SML - Creating dictionary that maps keys to values

I need to create a dictionary in sml, but I am having extreme difficulty with an insert function.
type dict = string -> int option
As an example, here is the empty dictionary:
val empty : dict = fn key => NONE
Here is my implementation of an insert function:
fun insert (key,value) d = fn d => fn key => value
But this is of the wrong type, what I need is insert : (string*int) -> dict -> dict.
I've searched everything from lazy functions to implementing dictionaries.
Any help or direction would be greatly appreciateds!

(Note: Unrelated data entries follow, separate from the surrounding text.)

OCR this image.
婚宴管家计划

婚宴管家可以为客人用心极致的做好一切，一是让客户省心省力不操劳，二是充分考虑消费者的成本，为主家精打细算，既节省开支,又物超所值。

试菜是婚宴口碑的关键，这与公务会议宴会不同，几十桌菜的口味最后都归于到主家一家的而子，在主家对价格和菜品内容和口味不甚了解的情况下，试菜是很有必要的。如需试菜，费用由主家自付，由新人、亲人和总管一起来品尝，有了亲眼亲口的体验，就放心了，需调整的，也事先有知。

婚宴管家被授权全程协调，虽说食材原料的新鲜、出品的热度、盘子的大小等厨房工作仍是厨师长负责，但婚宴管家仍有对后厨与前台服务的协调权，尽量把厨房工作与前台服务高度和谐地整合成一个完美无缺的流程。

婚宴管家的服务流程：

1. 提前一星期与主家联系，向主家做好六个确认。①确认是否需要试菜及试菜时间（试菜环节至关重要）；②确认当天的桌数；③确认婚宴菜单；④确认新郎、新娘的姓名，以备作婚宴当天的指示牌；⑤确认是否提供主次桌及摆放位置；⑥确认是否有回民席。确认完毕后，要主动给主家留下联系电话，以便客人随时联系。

If you are still confused on what I am trying to implement, I drafted up what I should expect to get when calling a simple lookup function
fun lookup k d = d k
- val d = insert ("foo",2) (insert ("bar",3) empty);
val d = fn : string -> int option
- lookup2 "foo" d;
val it = SOME 2 : int option
- lookup2 "bar" d;
val it = SOME 3 : int option
- lookup2 "baz" d;
val it = NONE : int option
You can reason on the signature of the function:
val insert = fn: (string * int) -> dict -> dict
When you supply key, value and a dictionary d, you would like to get back a new dictionary d'. Since dict is string -> int option, d' is a function takes a string and returns an int option.
Suppose you supply a string s to that function. There are two cases which could happen: when s is the same as key you return the associated value, otherwise you return a value by looking up d with key s.
Here is a literal translation:
fun insert (key, value) d = fn s => if s = key then SOME value
else d s